Most of us think of our career path as a straight line that’s always pointing upward.
But the proverbial corporate ladder doesn’t always work that way. You hit a bump or take a detour down an unexpected road. In some cases, these reverse movements are actually necessary for moving forward.
As a career coach, I work with people facing massive transitions and hard choices every day. One of the biggest questions seems to be: “When does it make sense to take a step back or even to the side?”
Perfect example: A former client of mine (we’ll call him Scott) had worked for years in the local talk radio industry—a dying field if ever there was one. The opportunities for growth were limited and the potential for achieving his long-term financial goals nearly impossible. His passion for the work was waning as well. At the ripe young age of 40, he was re-evaluating his options.
While Scott certainly had a wide variety of transferrable skills and a track record of success, a new career path was just that—NEW. He would be starting over to some extent. He knew his salary could not be matched immediately. He knew he’d have to “pay his dues” and “learn the ropes” in any new field.
However, Scott also knew his new chosen field offered opportunities not available in the talk radio world. While his current industry was shrinking, the new one was expanding by leaps and bounds. There were exciting developments happening and, with the right company, he knew his earning potential would far exceed his current income. It almost certainly wouldn’t happen right away, but he was willing and able to make sacrifices in the short-term for long-term rewards.
This is just one example of a time when I’ve seen someone take a step back to go forward. It’s difficult, but it makes sense for many.
At times, it may also make sense to move laterally—accepting a position that isn’t really a step up or a step down, but one that offers future potential that is uniquely different from your current path.
When to Make a Lateral Career Move
So, the question remains: When do these moves make sense?
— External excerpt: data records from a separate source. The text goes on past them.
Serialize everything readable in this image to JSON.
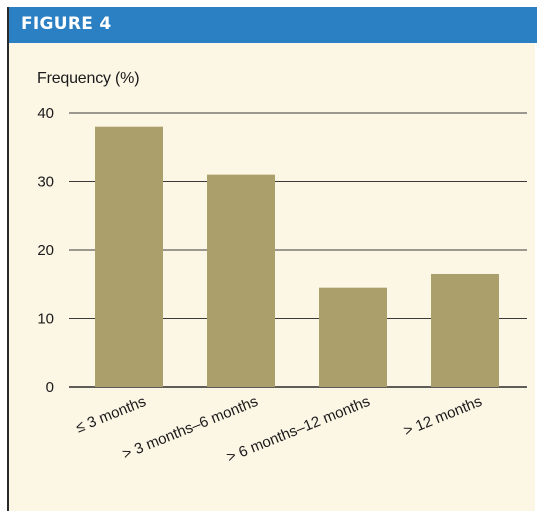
{
  "figure": {
    "title": "FIGURE 4"
  },
  "chart_data": {
    "type": "bar",
    "title": "",
    "xlabel": "",
    "ylabel": "Frequency (%)",
    "categories": [
      "≤ 3 months",
      "> 3 months–6 months",
      "> 6 months–12 months",
      "> 12 months"
    ],
    "values": [
      38,
      31,
      14.5,
      16.5
    ],
    "ylim": [
      0,
      40
    ],
    "yticks": [
      "0",
      "10",
      "20",
      "30",
      "40"
    ],
    "grid": true,
    "bar_color": "#ab9f6c",
    "header_color": "#2b7fc3",
    "background_color": "#fcf6e5"
  }
}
The answer isn’t simple. It makes sense when the path you’re on is no longer the right one to reach your goals. Whether it provides more satisfaction, greater opportunity or increased earning potential, the other road has something you simply can’t get where you are currently or where you will wind up if you stay on that path.
These moves require sacrifice in the short-run, so it’s important to do your due diligence and make sure it’s worthwhile.
If you are changing industries, you’re move will require commitment. The payoff typically happens years down the line. It’s not about immediate gratification; it’s about the long-term goal.
If you’re considering such a move, carefully weigh the pros and cons. What will be lost and what will be gained? Is that a fair trade for you and your family?
The traditional corporate ladder model is outdated. Very few people experience consistent forward progression along the same career path these days. Twists and turns not only make it more interesting but, if you plan wisely, they can make it more satisfying too.